Außerdem wird sich auch dieser Sektor weiter ausdifferenzieren: Momentan beschäftigen sich viele Femtech-Startups mit den Themen Fruchtbarkeit oder Schwangerschaft und bieten somit Lösungen für Menschen, die Nachwuchs planen oder schon erwarten. In Zukunft wird sich neben Femtech auch der Sektor Parentech entwickeln und Lösungen anbieten, die sich an Menschen nach einer Geburt richten. 

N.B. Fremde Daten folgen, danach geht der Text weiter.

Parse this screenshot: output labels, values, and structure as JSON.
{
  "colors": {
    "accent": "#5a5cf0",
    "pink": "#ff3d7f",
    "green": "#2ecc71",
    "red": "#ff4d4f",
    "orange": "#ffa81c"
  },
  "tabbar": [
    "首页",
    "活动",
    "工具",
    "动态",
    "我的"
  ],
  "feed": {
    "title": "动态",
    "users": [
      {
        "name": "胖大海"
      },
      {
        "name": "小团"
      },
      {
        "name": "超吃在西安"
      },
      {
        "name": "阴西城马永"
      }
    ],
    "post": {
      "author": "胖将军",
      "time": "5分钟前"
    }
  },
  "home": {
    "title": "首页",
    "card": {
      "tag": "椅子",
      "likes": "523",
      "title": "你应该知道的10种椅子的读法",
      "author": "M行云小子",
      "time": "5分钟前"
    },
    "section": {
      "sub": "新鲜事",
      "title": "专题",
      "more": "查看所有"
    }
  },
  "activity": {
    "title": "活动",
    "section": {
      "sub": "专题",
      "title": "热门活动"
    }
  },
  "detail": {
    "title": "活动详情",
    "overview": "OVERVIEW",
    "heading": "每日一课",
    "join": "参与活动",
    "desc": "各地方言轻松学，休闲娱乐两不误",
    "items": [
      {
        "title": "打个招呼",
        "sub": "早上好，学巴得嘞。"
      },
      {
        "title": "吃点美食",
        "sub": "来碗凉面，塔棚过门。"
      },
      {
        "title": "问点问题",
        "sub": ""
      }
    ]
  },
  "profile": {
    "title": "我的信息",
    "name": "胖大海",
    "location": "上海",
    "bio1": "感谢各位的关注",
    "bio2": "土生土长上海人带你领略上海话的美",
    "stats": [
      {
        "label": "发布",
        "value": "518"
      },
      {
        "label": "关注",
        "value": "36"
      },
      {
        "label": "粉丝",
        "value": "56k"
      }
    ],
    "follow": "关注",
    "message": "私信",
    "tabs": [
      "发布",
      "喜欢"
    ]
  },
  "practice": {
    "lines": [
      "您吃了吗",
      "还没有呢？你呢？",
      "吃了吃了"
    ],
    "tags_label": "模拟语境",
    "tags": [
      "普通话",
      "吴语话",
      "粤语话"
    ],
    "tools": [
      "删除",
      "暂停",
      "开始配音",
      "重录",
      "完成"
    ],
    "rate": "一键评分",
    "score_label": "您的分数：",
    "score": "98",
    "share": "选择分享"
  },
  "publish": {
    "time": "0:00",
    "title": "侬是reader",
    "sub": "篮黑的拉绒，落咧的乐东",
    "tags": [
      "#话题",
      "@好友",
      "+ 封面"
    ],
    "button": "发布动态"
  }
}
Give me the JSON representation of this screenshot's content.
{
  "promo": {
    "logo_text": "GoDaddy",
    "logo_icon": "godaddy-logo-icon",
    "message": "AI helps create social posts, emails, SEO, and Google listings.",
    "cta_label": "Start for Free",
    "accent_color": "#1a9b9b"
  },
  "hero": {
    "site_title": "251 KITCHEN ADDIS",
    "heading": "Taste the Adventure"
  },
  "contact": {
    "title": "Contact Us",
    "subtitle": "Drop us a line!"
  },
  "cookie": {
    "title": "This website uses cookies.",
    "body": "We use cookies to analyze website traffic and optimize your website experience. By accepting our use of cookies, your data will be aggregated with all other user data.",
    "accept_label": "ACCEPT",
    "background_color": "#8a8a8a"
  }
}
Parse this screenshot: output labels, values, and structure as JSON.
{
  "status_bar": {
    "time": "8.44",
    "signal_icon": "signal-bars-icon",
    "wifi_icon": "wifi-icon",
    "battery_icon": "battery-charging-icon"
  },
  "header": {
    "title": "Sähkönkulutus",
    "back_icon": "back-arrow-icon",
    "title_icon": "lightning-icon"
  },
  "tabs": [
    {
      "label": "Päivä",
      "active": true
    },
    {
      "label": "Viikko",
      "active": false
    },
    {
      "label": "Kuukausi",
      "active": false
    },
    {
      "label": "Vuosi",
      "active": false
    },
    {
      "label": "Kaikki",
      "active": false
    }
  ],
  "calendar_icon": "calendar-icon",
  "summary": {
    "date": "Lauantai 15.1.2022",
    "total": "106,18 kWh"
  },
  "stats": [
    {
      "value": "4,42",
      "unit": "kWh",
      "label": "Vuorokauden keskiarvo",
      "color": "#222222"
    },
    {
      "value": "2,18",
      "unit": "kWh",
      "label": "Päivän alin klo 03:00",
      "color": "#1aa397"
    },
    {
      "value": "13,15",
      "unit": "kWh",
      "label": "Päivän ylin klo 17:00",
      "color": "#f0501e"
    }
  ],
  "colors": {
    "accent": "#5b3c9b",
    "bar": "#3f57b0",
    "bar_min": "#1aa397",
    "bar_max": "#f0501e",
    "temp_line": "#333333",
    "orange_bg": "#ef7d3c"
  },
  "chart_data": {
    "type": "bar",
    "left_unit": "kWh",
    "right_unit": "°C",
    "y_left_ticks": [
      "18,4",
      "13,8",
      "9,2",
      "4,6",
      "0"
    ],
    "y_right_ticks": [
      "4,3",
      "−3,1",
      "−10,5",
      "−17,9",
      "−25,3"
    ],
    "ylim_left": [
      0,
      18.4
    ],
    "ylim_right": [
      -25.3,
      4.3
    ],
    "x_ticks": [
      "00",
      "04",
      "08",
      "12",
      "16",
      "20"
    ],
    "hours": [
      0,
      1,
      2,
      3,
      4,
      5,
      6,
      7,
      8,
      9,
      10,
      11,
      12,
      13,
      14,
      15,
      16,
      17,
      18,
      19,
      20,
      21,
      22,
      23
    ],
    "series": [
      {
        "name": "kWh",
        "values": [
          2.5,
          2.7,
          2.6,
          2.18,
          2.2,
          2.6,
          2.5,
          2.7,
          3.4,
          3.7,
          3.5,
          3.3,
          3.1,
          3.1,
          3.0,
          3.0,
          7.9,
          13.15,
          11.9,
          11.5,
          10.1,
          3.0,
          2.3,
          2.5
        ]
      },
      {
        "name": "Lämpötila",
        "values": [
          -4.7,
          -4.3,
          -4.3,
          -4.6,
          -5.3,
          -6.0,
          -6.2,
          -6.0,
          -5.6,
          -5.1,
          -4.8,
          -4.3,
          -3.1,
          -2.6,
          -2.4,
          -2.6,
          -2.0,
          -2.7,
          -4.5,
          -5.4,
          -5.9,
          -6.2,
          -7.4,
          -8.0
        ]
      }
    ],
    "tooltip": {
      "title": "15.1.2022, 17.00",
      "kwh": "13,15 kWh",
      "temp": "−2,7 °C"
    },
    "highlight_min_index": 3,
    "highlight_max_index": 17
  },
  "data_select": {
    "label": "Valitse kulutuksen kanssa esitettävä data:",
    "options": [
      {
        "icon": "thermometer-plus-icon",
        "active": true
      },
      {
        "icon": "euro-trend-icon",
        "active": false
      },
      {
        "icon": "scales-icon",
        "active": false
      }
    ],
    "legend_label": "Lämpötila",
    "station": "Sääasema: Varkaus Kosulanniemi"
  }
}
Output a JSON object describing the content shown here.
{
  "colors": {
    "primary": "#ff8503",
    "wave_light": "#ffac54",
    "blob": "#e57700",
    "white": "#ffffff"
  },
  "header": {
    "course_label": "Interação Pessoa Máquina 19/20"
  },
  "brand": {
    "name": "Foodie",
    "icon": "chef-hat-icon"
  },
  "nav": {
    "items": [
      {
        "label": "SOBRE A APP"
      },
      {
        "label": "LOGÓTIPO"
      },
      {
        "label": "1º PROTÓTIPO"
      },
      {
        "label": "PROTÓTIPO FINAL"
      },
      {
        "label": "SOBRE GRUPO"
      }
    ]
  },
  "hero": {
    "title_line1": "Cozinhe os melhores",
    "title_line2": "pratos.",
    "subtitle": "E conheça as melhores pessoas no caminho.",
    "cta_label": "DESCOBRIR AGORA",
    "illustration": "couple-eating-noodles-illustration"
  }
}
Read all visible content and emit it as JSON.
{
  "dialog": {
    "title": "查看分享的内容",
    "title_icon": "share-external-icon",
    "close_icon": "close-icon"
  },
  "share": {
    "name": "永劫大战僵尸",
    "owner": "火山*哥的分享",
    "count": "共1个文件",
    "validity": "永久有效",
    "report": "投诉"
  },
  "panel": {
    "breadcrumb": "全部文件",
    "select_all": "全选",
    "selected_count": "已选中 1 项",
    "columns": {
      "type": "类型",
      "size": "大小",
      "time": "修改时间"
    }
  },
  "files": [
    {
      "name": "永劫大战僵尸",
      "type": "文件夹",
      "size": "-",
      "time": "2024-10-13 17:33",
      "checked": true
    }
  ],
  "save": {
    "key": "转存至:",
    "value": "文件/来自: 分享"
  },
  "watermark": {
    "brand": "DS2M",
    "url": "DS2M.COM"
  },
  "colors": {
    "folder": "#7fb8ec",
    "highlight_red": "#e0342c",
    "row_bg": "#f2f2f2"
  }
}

Die drei großen Herausforderungen für Femtech

  1. Pass the keys, gentlemen: Femtechs wurden bis vor kurzem in der Startup-Szene kaum wahrgenommen. Grund für die fehlenden Finanzierungen ist die Tatsache, dass Frauen lange gar kein Teil des Entscheidungsprozesses waren. Darüber hinaus war das Wissen von Männern zu frauenspezifischen Problemen und Erkrankungen deutlich geringer. Über diese überhaupt zu sprechen, war lange ein Tabu. Warum sollten also gerade Männer in Lösungen investieren, die sie nicht verstehen? Nicht zu unrecht meinte Melinda Gates: „We like to think that venture capital is driven by the power of good ideas. But by the numbers, it’s men who have the keys”. 
  2. Chicken-or-egg-problem: Femtech-Startups sind auf Wissenschaft basierende Anwendungen, die sich kaum auf bereits existierende Studien stützen können – diese gibt es ja schließlich oft gar nicht. Wollen die Startups eine wirkliche Chance auf ein Funding, brauchen sie Daten. Diese zu generieren und zu validieren benötigt Zeit und Geld. Doch ein Investment ohne ausreichend Daten, ist selbst für VCs meistens zu risikobehaftet. Es handelt sich also um ein typisches Henne-Ei-Problem: ohne Daten kein Funding, ohne Funding keine Daten. 
  3. It’s all about the money: Exits in diesem Sektor fallen im Vergleich zu anderen Technologiebereichen deutlich geringer aus. VCs fehlen deshalb die monetären Anreize, ein Femtech gegenüber anderen Startups vorzuziehen. Schließlich sind die Exit-Multiplikatoren außerhalb des Femtech-Sektors um einiges höher. Hochkarätige Börsengänge in den USA, wie bspw. von Kindbody und Maven, haben da schon einiges geändert. Dennoch wird uns dieses Problem weiterhin begleiten.

Femtech ist auf Kurs

Auch wenn die Startups auch zu Beginn des neuen Jahres immer noch zu einer kleinen Nische gehören, erkennen immer mehr VCs ihr Potenzial. Wir sind gerade an einem wichtigen Wendepunkt und müssen unbedingt gerade jetzt dranbleiben: Das Thema Frauengesundheit muss weiter aufgearbeitet und enttabuisiert werden. Für alle Gründer:Innen in diesem Sektor gilt es, hartnäckig zu bleiben. Denn da draußen sind viele VCs, die genau diese Lösungen suchen. Möge das Jahr 2023 also voller neuer Gründungen, Daten, Finanzierungen und Exits sein. Die Zukunft der digitalen Gesundheit ist weiblich.